We also recommend that each Gitaly node should store no more than 5TB of data
and have the number of [`gitaly-ruby` workers](../gitaly/index.md#gitaly-ruby)
set to 20% of available CPUs. Additional nodes should be considered in conjunction
with a review of expected data size and spread based on the recommendations above.
[^3]: Recommended Redis setup differs depending on the size of the architecture.
For smaller architectures (up to 5,000 users) we suggest one Redis cluster for all
classes and that Redis Sentinel is hosted alongside Consul.
For larger architectures (10,000 users or more) we suggest running a separate
[Redis Cluster](redis.md#running-multiple-redis-clusters) for the Cache class
and another for the Queues and Shared State classes respectively. We also recommend
that you run the Redis Sentinel clusters separately as well for each Redis Cluster.
[^4]: For data objects such as LFS, Uploads, Artifacts, etc... We recommend a S3 Object Storage
where possible over NFS due to better performance and availability.
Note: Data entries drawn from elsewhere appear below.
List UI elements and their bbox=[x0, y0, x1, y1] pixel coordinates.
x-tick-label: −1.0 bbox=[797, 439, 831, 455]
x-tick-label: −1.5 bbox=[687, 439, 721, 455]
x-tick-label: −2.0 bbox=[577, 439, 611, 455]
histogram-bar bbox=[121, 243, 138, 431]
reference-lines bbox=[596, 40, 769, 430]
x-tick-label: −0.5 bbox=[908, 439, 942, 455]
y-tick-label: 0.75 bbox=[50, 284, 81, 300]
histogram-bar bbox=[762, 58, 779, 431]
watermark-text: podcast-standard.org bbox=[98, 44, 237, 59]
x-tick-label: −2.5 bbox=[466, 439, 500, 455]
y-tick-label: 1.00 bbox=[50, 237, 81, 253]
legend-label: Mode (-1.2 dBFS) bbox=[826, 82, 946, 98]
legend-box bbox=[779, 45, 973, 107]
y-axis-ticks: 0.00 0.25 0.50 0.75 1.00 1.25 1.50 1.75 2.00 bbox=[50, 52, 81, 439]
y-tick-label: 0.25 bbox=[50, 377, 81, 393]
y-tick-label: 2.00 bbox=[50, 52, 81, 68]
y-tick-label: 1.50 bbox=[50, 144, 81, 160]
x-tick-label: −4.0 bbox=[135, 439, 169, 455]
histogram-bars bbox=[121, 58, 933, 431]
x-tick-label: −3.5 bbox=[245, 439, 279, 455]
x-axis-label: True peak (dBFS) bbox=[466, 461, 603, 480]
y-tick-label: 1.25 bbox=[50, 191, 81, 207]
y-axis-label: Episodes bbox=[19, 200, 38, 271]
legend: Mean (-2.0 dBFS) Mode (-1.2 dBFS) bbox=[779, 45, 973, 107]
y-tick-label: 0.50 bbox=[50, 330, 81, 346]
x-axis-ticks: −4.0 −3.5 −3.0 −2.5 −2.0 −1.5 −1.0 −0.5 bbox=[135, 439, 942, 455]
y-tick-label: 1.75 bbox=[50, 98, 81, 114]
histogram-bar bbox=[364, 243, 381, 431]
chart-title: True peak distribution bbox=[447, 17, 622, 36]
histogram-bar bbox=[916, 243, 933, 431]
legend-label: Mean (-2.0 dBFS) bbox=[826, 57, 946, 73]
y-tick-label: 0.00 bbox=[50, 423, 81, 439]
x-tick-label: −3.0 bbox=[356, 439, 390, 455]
Several types of objects
are supported for S3 storage - [Job artifacts](../job_artifacts.md#using-object-storage),
[LFS](../lfs/lfs_administration.md#storing-lfs-objects-in-remote-object-storage),
[Uploads](../uploads.md#using-object-storage-core-only),
[Merge Request Diffs](../merge_request_diffs.md#using-object-storage),
[Packages](../packages/index.md#using-object-storage) (Optional Feature),
[Dependency Proxy](../packages/dependency_proxy.md#using-object-storage) (Optional Feature).
[^5]: NFS storage server is still required for [GitLab Pages](https://gitlab.com/gitlab-org/gitlab-pages/issues/196)
and optionally for CI Job Incremental Logging
([can be switched to use Redis instead](../job_logs.md#new-incremental-logging-architecture)).
[^6]: Our architectures have been tested and validated with [HAProxy](https://www.haproxy.org/)
as the load balancer. However other reputable load balancers with similar feature sets
should also work instead but be aware these aren't validated.
[^7]: We strongly recommend that the Gitaly and / or NFS nodes are set up with SSD disks over
HDD with a throughput of at least 8,000 IOPS for read operations and 2,000 IOPS for write
as these components have heavy I/O. These IOPS values are recommended only as a starter
as with time they may be adjusted higher or lower depending on the scale of your
environment's workload. If you're running the environment on a Cloud provider
you may need to refer to their documentation on how configure IOPS correctly.